»J'imagine que vous êtes à Plauen. Il est très-convenable que vous vous en empariez.

»Faites-moi connaître ce que vous croyez avoir devant vous. Rien de ce qui était à Hof ne s'est retiré par Dresde.

»P. S. Je reçois à l'instant votre dépêche du 9 à six heures du soir. J'approuve les dispositions que vous avez faites. Le renseignement que les mille chevaux qui étaient à Plauen se sont retirés à Géra ne me laisse point de doutes que Géra ne soit le point de réunion de l'armée ennemie. Je doute qu'elle puisse s'y réunir entièrement avant que j'y sois. Au reste, dans la journée je recevrai d'autres renseignements et j'aurai des idées plus précises. Vous-même à Plauen, les lettres interceptées à la poste vous en fourniront.»

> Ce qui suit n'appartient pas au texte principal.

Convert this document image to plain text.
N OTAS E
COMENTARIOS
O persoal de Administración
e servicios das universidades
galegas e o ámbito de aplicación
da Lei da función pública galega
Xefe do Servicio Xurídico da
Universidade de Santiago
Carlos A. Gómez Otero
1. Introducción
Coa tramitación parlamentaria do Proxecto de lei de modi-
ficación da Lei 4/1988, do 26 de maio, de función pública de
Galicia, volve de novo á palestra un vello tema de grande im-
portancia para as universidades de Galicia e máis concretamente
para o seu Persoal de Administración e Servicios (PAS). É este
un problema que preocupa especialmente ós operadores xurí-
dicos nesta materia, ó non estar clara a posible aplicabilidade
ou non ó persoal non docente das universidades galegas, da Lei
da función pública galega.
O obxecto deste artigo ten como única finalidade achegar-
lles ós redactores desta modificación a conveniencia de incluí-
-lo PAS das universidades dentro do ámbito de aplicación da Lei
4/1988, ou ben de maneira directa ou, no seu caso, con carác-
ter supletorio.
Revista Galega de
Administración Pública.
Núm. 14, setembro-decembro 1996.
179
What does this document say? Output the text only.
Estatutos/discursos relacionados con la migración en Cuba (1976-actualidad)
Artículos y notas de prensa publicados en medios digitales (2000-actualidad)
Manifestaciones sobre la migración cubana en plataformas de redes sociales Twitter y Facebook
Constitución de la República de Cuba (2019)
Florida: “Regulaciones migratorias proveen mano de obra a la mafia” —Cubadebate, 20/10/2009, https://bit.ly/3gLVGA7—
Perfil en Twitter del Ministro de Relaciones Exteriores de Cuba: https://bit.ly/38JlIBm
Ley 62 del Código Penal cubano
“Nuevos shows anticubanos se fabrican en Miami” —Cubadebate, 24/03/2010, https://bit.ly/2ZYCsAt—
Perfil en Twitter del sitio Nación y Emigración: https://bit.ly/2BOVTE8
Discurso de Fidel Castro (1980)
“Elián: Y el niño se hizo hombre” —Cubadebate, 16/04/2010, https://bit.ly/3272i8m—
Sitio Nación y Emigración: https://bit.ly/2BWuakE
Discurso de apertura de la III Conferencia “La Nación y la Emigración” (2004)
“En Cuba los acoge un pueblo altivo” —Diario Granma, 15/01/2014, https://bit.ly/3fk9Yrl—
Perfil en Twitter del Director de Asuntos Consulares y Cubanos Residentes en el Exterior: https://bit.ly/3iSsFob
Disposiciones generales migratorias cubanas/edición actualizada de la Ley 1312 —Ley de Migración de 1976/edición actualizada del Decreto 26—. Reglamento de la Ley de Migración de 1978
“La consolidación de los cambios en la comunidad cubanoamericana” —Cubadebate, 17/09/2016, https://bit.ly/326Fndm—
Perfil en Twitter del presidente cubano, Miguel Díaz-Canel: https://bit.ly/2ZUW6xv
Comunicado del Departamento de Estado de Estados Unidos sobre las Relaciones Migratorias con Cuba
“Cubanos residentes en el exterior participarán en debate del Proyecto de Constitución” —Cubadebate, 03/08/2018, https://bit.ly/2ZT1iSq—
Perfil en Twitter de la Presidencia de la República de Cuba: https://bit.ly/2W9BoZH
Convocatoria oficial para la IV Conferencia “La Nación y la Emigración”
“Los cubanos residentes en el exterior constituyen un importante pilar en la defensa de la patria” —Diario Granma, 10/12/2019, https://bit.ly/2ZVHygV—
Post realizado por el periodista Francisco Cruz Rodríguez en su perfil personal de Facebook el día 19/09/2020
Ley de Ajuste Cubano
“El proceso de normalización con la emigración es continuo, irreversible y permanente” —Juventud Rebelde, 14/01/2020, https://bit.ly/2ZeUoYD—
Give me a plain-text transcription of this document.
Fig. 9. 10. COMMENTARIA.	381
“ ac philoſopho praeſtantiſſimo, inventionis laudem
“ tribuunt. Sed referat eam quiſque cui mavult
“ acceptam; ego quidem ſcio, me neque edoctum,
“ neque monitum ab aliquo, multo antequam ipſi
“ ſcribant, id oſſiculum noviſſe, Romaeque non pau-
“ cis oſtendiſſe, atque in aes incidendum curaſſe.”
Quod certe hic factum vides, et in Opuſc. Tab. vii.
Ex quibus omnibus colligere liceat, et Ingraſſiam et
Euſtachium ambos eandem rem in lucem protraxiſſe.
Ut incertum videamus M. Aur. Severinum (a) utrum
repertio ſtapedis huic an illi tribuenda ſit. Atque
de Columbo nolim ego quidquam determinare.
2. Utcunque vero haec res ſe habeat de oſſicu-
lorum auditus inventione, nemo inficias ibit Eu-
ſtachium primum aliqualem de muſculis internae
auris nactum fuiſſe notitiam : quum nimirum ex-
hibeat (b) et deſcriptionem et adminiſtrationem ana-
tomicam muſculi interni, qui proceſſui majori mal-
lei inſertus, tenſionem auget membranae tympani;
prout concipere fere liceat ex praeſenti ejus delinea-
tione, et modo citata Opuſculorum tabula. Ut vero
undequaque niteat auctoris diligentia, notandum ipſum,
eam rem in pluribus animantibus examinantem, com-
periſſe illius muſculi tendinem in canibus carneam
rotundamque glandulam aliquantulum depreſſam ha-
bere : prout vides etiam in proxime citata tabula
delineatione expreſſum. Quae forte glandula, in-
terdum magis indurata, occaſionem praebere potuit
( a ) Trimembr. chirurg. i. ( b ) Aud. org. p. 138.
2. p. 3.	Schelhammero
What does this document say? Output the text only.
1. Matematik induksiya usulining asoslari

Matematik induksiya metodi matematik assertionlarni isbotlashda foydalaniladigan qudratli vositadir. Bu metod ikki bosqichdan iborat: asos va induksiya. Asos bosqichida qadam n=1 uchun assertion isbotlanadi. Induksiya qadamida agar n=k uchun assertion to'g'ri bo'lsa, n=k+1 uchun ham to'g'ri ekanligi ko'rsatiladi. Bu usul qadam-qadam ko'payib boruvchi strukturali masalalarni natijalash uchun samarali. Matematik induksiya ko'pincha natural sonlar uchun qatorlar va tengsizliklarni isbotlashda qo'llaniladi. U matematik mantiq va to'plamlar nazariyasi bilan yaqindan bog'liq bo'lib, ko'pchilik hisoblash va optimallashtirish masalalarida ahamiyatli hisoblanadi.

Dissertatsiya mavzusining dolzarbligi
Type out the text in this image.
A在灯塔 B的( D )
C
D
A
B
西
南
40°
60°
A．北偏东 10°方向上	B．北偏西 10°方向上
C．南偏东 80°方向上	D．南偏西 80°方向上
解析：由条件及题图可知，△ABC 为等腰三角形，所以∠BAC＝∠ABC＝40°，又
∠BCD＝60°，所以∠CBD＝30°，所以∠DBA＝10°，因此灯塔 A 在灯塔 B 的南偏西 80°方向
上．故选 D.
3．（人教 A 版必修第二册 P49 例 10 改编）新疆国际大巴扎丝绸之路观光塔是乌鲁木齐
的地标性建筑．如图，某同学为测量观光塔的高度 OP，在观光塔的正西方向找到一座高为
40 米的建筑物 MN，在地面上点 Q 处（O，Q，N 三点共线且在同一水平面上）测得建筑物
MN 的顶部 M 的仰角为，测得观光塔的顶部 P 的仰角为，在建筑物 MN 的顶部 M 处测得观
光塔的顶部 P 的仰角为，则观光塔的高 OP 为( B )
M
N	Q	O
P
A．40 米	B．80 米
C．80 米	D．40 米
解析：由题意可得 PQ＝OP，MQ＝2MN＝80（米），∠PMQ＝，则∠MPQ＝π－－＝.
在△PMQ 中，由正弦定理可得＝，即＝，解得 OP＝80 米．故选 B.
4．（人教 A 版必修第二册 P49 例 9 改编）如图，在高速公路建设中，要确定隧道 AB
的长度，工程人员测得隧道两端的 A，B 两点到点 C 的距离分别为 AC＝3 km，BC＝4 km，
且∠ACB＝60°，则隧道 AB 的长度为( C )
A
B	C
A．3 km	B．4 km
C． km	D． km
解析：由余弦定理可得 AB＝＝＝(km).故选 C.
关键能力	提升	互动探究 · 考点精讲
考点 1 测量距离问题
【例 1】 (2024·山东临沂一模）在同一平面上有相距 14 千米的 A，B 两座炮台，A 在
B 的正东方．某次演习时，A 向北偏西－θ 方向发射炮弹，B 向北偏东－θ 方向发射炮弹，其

[6]: Nous citons une lettre de l'Empereur au prince de Ponte-Corvo, écrite après la bataille d'Awerstaedt, et qui confirme toutes nos assertions. Elle renferme l'expression d'un mécontentement que Napoléon éprouvait encore plus vivement qu'il ne l'exprimait.

Au prince de Ponte-Corvo.

«Wittenberg, 23 octobre 1806.

»Je reçois votre lettre. Je n'ai point l'habitude de récriminer sur le passé, puisqu'il est sans remède. Votre corps d'armée ne s'est pas trouvé sur le champ de bataille, et cela eût pu m'être très-funeste. Cependant, d'après un ordre très-précis, vous deviez vous trouver à Dornbourg, qui est un des principaux débouchés de la Saale, le même jour que le maréchal Lannes se trouvait à Iéna, le maréchal Augereau à Kala, et le maréchal Davout à Naumbourg. Au défaut d'avoir exécuté ces dispositions, je vous avais fait connaître dans la nuit, que, si vous étiez encore à Naumbourg, vous deviez marcher sur le maréchal Davout pour le soutenir. Vous étiez à Naumbourg lorsque cet ordre est arrivé; il vous a été communiqué, et cependant vous avez préféré faire une fausse marche pour retourner à Dornbourg, et par là vous ne vous êtes pas trouvé à la bataille, et le maréchal Davout a supporté les principaux efforts de l'armée ennemie. Tout cela est certainement très-malheureux, etc.

»Napoléon.»

[7]: Nous ne faisons que reproduire ici le tableau tracé par les officiers prussiens eux-mêmes dans les différents récits qu'ils ont publiés.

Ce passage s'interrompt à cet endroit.